Saying President Barack Obama was "out of ideas" and "out of excuses," GOP presidential hopeful Mitt Romney Tuesday hailed a partnership between suburban businesses and Harper College in Palatine as an example of moving the economy forward.
At a campaign stop at Acme Industries in Elk Grove Village, a precision parts manufacturer that has added 80 jobs in 18 months, Romney pledged that -- if elected -- he would see to it that more companies like Acme would prosper.
Romney said the American middle class is struggling under Obama.

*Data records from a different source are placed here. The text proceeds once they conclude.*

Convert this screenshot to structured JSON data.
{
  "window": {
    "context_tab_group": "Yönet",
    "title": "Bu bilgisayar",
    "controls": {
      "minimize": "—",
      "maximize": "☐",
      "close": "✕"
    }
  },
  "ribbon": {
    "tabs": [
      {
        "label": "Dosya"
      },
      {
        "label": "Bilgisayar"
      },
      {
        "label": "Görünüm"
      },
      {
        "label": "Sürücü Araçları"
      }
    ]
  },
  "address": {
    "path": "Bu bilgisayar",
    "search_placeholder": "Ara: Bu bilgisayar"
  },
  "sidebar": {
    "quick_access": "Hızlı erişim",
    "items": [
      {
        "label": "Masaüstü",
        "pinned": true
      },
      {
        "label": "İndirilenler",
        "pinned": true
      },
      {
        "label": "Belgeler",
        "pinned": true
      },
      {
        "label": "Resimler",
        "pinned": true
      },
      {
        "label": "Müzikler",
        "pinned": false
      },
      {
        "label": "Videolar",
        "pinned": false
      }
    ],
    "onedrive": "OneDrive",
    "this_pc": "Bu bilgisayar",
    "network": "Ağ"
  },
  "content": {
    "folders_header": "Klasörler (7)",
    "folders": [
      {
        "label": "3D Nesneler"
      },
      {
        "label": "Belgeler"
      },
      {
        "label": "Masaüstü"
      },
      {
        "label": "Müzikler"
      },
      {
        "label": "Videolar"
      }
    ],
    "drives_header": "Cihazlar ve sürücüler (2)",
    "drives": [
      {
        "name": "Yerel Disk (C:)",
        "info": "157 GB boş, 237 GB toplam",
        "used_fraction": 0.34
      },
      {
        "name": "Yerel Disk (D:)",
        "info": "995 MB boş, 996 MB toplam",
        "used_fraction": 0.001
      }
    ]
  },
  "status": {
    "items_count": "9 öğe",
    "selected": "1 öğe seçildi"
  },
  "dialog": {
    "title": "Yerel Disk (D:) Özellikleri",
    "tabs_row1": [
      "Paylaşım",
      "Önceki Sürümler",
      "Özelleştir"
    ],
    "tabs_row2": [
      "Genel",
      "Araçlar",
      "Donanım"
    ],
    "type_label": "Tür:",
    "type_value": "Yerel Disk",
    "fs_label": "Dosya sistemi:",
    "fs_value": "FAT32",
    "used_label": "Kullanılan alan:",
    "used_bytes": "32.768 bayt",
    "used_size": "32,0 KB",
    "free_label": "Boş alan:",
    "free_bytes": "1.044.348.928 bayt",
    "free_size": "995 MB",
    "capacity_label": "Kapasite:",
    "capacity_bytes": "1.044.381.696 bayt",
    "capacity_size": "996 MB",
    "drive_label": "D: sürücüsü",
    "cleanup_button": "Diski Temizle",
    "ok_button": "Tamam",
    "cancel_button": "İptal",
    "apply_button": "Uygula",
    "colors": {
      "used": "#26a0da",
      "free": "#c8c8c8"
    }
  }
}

"If we were to re-elect him, you'd see more chronic underemployment, continuing wage decline ... and, of course, an economy on the verge of economic crisis," he said.
Acme employees appeared to appreciate what they heard.
"I like what he's saying," said Acme machine operator Jose Montoya. "He seems committed to doing what he outlined today."
Acme was selected by the Romney campaign team just last Friday, Vice President for Marketing and Sales Bob Clifford said.
"We came up on the radar screen when their advance team was taking a look at businesses (in the area)," said Clifford, of Lake Bluff.
Clifford said the company was visited by the Romney campaign Friday afternoon and again on Saturday, so the Secret Service could "check things out."
Clifford described the company, which has two Elk Grove locations, as a "good local success story."
"We've been very fortunate," Clifford said. "We've worked hard to try to diversify our business, to work under as many markets as possible."
Throughout his 10:30 a.m. stop, Romney used the Elk Grove Village business to strategically strike at Obama on his home turf on issues of small business and the economy.
Frequently during his speech, Romney referenced Harper College in Palatine, which has teamed up with Acme and other local manufacturing partners that have agreed to provide future students with paid industry internships.
He promised an end to a culture of dependency, vowing to "put the work back in welfare."
Acme CEO Warren Young described the former Massachusetts governor as "someone who has a successful track record as a capitalist."
But the event also had some lighter moments, as Romney joked with the crowd about Acme -- whose fictional namesake is a popular fixture in "Looney Tunes" cartoons -- selling products to road runners and coyotes.
Following the Acme event, Romney departed for two private Chicago fundraisers -- a manufacturers round-table at Harry Caray's restaurant and a reception at Maggiano's. Tickets for those events ranged from $5,000 to $75,000. At Harry Caray's, Romney, according to reports, asked Caray's widow, Dutchie, how Cubs President Theo Epstein -- a recruit from the Boston Red Sox -- was working out.
The Chicago area has increasingly become a fundraising town for GOP candidates because of its business stature and its large number of wealthy residents who have Republican ties. So far this election cycle, Romney has brought in almost $5 million from the state -- close on the heels of 2008 GOP presidential contender John McCain's $6 million Illinois total. Both, however, are a far cry from the $27 million Obama has raised in this cycle.
For the Elk Grove stop, state Treasurer Dan Rutherford -- also chair of Romney's Illinois campaign -- provided tickets to interested attendees via his website. Others were able to obtain tickets with the help of Acme.
Some Acme employees learned of the visit just by happenstance during their shifts.
"It started as rumors, and yesterday my supervisor told me he'd be here," Montoya said.
Following Romney's speech, Montoya flashed his iPhone, noting he had "a little piece of history" for his 2-year-old son.